U.S. Citizenship and Immigration Services (USCIS) is updating and incorporating relevant Adjudicator’s Field Manual (AFM) content into the USCIS Policy Manual. As that process is ongoing, USCIS has moved any remaining AFM content to its corresponding USCIS Policy Manual Part, in PDF format, until relevant AFM content has been properly incorporated into the USCIS Policy Manual. To the extent that a provision in the USCIS Policy Manual conflicts with remaining AFM content or Policy Memoranda, the updated information in the USCIS Policy Manual prevails. To find remaining AFM content, see the crosswalk (PDF, 327.05 KB) between the AFM and the Policy Manual.
This update incorporates into Volumes 2, 8, and 12 policy guidance that U.S. Citizenship and Immigration Services (USCIS) announced February 5, 2020, implementing the Inadmissibility of Public Charge Grounds Final Rule. This guidance is in effect as of February 24, 2020 and applies nationwide to all applications and petitions postmarked on or after that date. Certain classes of aliens are exempt from the public charge ground of inadmissibility (such as refugees, asylees, certain VAWA self-petitioners, U petitioners, and T applicants) and therefore, are not subject to the Final Rule. For more information about the classes of aliens who are exempt from the Final Rule, see the appendices related to applicability. For information on related litigation affecting implementation, see our page on the injunction.
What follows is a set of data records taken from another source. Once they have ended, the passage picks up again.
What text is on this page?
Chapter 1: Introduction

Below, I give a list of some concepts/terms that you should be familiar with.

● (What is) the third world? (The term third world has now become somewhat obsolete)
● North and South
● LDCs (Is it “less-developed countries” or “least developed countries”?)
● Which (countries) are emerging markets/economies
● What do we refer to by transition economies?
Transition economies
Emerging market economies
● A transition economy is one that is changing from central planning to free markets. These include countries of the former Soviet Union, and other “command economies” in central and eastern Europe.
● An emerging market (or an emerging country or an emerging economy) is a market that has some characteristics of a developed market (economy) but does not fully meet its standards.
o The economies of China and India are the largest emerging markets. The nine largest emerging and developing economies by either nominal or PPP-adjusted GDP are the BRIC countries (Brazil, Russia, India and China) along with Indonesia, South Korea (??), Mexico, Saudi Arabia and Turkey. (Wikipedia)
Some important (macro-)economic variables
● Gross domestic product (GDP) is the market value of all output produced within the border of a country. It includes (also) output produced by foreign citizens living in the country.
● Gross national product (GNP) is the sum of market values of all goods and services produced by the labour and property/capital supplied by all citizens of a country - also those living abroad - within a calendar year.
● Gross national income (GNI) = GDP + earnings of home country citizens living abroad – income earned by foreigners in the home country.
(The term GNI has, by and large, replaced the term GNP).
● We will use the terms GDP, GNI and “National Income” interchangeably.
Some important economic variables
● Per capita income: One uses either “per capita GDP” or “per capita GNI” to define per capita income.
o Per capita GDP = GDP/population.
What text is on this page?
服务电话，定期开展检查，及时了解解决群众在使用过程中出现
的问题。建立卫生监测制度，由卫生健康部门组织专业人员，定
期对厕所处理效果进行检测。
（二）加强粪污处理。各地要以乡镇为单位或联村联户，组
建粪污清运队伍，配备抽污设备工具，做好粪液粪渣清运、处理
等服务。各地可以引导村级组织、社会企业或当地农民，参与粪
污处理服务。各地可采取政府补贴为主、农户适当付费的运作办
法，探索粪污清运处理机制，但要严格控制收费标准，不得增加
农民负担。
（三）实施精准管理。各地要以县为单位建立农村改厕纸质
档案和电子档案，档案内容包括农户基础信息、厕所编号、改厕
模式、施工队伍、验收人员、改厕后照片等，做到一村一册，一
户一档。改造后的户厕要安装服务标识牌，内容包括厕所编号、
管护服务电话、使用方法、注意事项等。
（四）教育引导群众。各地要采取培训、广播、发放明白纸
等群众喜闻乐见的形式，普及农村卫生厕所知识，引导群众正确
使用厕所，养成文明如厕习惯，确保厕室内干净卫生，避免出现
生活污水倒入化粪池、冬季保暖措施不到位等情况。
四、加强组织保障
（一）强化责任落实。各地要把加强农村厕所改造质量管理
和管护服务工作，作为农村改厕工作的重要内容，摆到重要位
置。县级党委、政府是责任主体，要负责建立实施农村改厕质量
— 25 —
U.S. Citizenship and Immigration Services (USCIS) is issuing guidance in the USCIS Policy Manual to address the final rule on the public charge ground of inadmissibility. This policy guidance is effective on February 24, 2020, and will apply to all applicants and petitioners filing applications and petitions for adjustment of status, extension of stay, and change of status, except for applicants and petitioners in the State of Illinois, whose cases will be adjudicated under prior policy, including the 1999 Interim Field Guidance (PDF) and AFM Ch. 61.1. For additional information, see Public Charge Inadmissibility Determinations in Illinois. Certain classes of aliens are exempt from the public charge ground of inadmissibility (such as refugees, asylees, certain VAWA self-petitioners, U petitioners, and T applicants) and therefore, are not subject to the Inadmissibility on Public Charge Grounds final rule. For more information about the classes of aliens who are exempt from the final rule, see the appendices related to applicability.
This technical update replaces all instances of the term “foreign national” with “alien” throughout the Policy Manual as used to refer to a person who meets the definition provided in INA 101(a)(3) [“any person not a citizen or national of the United States”].